By Jointra Editorial Team, Certified EMT
EMS providers are less frequently called to pediatric emergencies than adult ones, which means less clinical exposure and often more anxiety. Understanding the physiological differences between children and adults is the foundation for confident, competent pediatric care.
Airway: Children have a proportionally larger occiput that causes neck flexion when supine — neutral position for airway opening requires a folded towel under the shoulders in infants. The larynx is higher and more anterior (harder to visualize on intubation). The tongue is proportionally larger. The trachea is shorter and narrower — a small amount of edema can dramatically reduce airway diameter.
Chest wall: More compliant than adults — meaning children can tire from the work of breathing more quickly. Retractions are a reliable sign of respiratory distress.
Head: Proportionally larger head = greater force on the neck in deceleration injuries = higher risk of cervical spine injury without obvious fracture.
Compensated shock: Children compensate for shock much more effectively than adults — heart rate and systemic vascular resistance increase dramatically to maintain blood pressure. A child can lose 25–30% of blood volume before showing hypotension. By the time you see a BP drop in a pediatric patient, they are in decompensated shock. This is critical.

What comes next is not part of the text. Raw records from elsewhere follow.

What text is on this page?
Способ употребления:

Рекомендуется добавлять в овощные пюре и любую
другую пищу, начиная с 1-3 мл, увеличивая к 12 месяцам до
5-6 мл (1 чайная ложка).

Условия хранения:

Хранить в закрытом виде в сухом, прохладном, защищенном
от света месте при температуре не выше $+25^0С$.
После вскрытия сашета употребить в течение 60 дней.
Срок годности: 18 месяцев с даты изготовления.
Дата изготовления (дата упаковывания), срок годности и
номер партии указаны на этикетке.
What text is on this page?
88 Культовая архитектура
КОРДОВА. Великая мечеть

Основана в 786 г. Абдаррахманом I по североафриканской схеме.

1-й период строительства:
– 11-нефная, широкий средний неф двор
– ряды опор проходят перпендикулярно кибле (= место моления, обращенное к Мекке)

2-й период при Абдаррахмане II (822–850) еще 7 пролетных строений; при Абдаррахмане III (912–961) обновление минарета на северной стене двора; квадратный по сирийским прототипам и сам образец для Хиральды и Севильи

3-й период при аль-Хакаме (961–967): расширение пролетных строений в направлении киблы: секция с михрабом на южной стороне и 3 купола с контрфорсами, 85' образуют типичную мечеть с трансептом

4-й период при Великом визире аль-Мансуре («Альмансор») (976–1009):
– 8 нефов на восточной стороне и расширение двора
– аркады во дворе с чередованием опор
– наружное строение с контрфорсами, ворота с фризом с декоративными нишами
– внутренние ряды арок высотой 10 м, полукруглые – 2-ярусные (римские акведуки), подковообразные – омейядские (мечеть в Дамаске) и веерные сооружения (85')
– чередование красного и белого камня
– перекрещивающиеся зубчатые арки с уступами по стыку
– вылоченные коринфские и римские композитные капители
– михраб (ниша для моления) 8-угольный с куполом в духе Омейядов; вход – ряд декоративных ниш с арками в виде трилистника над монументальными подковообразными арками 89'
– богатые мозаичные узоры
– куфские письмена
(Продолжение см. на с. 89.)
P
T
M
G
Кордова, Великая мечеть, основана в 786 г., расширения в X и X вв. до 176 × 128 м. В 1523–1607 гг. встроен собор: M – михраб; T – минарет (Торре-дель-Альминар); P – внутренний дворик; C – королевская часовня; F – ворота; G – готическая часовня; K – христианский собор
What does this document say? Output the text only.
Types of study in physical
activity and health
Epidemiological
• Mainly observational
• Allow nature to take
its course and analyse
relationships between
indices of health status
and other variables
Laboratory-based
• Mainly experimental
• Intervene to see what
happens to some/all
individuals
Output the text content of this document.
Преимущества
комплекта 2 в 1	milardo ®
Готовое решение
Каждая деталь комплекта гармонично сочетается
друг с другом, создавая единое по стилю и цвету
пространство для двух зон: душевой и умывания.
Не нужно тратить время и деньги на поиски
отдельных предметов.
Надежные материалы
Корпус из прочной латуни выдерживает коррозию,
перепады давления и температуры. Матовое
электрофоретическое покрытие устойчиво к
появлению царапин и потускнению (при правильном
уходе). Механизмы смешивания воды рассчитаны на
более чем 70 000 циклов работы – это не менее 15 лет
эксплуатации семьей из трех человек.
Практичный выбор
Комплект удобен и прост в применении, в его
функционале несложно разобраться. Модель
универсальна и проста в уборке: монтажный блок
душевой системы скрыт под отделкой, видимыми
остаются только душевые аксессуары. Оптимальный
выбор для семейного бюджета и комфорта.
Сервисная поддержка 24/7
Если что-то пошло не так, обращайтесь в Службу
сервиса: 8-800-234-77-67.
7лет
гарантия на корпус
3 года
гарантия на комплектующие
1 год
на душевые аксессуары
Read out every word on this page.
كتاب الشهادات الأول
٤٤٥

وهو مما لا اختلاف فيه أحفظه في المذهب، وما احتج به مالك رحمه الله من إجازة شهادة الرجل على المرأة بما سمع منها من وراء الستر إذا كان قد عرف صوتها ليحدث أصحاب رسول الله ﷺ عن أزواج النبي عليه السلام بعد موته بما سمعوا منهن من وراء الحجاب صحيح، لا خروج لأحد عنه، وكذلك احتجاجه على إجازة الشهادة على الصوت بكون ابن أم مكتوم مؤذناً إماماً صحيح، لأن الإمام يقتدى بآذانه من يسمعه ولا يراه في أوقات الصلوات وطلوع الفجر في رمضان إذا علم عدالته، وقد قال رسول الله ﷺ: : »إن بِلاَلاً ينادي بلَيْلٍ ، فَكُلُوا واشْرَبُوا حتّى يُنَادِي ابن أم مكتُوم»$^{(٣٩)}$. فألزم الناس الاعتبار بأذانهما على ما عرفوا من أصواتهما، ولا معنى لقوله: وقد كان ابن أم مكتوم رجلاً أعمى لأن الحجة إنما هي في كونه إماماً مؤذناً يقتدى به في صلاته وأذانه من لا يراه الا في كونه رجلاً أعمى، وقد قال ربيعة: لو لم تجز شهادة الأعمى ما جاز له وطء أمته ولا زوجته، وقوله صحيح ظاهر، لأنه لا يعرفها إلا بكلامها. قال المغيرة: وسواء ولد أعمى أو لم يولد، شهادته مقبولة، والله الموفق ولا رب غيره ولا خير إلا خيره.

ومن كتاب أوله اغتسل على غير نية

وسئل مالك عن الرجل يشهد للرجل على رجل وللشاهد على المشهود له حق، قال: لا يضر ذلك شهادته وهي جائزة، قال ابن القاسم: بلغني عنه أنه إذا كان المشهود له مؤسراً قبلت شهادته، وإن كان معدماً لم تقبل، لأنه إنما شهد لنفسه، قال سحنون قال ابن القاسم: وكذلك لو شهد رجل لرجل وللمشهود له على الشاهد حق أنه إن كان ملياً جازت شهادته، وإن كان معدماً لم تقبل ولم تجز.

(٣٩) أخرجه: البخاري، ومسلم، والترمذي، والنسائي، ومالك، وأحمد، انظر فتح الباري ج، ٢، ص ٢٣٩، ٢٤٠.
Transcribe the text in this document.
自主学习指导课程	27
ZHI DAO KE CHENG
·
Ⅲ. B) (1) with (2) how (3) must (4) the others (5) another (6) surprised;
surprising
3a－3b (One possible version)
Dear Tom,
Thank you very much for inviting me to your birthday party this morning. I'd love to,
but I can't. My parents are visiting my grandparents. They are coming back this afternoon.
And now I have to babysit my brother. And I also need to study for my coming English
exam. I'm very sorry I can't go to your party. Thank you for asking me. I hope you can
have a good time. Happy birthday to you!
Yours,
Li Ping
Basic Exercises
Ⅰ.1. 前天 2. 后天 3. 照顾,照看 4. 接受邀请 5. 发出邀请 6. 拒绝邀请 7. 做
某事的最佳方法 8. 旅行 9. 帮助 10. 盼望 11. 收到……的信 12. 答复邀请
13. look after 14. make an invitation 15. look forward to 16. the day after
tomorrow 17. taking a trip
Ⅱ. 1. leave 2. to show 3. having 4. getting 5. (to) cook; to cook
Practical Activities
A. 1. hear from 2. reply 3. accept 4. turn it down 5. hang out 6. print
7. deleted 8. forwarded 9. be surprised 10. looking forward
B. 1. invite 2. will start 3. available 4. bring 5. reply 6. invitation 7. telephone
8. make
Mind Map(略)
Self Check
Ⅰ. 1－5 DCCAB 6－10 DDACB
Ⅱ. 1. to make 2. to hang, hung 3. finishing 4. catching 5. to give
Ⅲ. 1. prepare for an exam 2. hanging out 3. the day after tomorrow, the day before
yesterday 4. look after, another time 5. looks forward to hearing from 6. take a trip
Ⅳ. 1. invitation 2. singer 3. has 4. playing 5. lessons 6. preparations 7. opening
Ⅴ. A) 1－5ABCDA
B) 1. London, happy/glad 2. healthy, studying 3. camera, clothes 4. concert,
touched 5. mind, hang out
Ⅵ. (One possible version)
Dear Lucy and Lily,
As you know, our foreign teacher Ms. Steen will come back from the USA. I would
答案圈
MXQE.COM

Normal vital signs by age (approximate):
| Age | Heart Rate | Respiratory Rate | Systolic BP | |---|---|---|---| | Newborn | 100–160 | 40–60 | 60–90 | | 1 year | 90–150 | 25–50 | 70–100 | | 3 years | 80–130 | 20–30 | 80–110 | | 6 years | 70–120 | 18–25 | 90–110 | | 10 years | 60–110 | 15–20 | 95–120 |
Drug dosing: Weight-based. Use a length-based tape (Broselow tape) for rapid weight estimation in the field.
A rapid, 30-second visual assessment before laying a hand on the child:
1. Appearance — tone, interactivity, consolability, look/gaze, speech/cry 2. Work of breathing — abnormal sounds, abnormal positioning, retractions, nasal flaring 3. Circulation to skin — pallor, mottling, cyanosis
The PAT immediately tells you how sick the child is and guides your pace of intervention.
Respiratory distress is the most common serious pediatric emergency. Croup, bronchiolitis (RSV), asthma, and foreign body aspiration are the most frequent causes. The child in a tripod position with accessory muscle use needs immediate treatment.
Febrile seizures are the most common type of seizure in children 6 months to 5 years. Usually brief, generalized, and self-resolving. Still warrants EMS evaluation to rule out more serious causes.
Sepsis presents subtly in children. Look for fever or hypothermia, tachycardia, altered mental status, and skin findings (mottling, prolonged capillary refill).
A distressed child is a distressed parent. Keep the caregiver involved and calm — their anxiety directly affects the child's cooperation. Whenever safe to do so, allow a parent to hold the child during assessment and treatment.